Another thing I’ve learned is that because of this philosophy, I never have to ask my team to work extra. Never. They would do it. Say you have a holiday that falls on a Monday. I’ll come into work on Friday and after half the day say, “Everybody, get out of here.” They’ll say, “What? A half-day?” I’ll tell them to get out of there. I don’t want any of them traveling late at night. My team now knows that every Friday before a holiday, I send them home at lunchtime. I’ve done it every holiday for the past 17 years. I don’t make them count it as vacation, and I don’t make them make up the time. I never have to ask them to because I know my team gives me more than 150 percent. It’s give and take. I treat my team as my family.
The first day back to school is another one that I do. I tell all my managers and directors that if they have kids, they should come in late on the first day back to school. And, they should tell the team to do that too. I want them to see their kids off on that bus, or take them to school in the car and then come in late. I don’t want anybody to ever say that they couldn’t see their child off to school, or be the one to take that first day of school photograph. To me, things like this go a long way. It’s how I like to lead and what I like to do.

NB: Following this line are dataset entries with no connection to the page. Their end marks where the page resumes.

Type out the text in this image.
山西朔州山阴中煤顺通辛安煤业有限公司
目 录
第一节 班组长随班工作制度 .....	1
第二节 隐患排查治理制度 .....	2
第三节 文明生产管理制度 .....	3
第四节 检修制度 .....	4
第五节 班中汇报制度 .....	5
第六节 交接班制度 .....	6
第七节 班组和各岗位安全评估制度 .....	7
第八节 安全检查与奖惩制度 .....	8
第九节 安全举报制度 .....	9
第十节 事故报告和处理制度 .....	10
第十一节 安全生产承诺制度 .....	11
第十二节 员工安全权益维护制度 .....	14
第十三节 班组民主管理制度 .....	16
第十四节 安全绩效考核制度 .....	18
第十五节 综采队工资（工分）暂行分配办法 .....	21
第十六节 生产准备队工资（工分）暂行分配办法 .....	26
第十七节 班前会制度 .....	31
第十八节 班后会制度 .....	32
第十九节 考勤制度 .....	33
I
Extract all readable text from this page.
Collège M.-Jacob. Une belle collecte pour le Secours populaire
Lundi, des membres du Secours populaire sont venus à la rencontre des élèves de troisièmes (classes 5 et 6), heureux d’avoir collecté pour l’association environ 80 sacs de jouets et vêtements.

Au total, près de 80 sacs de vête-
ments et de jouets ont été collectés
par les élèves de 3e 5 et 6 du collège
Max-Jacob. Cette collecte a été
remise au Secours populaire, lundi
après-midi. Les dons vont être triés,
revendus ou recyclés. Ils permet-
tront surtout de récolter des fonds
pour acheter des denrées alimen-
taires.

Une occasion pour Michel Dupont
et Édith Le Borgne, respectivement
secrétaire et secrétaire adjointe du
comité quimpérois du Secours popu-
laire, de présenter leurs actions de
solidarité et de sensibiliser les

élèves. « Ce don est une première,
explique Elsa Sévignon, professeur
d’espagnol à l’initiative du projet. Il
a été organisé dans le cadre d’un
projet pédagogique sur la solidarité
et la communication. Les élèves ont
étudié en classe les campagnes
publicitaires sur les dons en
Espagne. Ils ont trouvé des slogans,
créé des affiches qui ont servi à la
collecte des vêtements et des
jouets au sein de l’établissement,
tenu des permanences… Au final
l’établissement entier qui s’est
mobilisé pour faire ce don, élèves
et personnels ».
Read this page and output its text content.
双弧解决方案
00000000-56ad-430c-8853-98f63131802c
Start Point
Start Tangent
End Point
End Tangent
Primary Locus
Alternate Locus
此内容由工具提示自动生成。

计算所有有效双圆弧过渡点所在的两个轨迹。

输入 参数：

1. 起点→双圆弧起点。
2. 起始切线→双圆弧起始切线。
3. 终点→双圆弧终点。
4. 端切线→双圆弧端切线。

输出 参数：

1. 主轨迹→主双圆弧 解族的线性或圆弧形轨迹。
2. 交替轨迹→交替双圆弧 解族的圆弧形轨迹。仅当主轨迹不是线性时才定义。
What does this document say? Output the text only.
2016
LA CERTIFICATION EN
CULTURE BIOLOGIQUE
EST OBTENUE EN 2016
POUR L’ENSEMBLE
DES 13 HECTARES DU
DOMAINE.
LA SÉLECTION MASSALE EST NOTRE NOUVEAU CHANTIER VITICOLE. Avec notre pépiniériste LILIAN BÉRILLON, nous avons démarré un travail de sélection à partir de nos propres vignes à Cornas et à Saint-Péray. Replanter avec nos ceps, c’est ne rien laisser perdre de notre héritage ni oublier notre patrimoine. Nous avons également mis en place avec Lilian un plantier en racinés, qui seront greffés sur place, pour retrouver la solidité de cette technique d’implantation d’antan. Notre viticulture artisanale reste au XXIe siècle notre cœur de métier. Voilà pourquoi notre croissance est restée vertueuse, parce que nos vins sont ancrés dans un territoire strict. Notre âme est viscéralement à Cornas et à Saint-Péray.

I’d love to grab coffee with:
My favorite vehicle is:
GMC Yukon Denali in black with a black leather interior.
My go-to outfit is:
Jeans. I never wear them to work, but when I’m not at work I live in jeans. I’m a jeans girl.
My favorite dinner is:
When I go back to England I love to get fish and chips on the seaside.
I can’t live without:
My [13-year-old] son.
My favorite way to unwind is:
I love to listen to heavy rock music. Starting when I was 10 years old, I went to rock concerts with my dad all over England. We listened to any heavy rock, like Genesis and ACDC. I grew up on it, and it calms me down! [Laughs]
I feel my best when:
I’m with my son and my husband.
The main thing I’ve learned is you’ve just got to rely on and empower your team.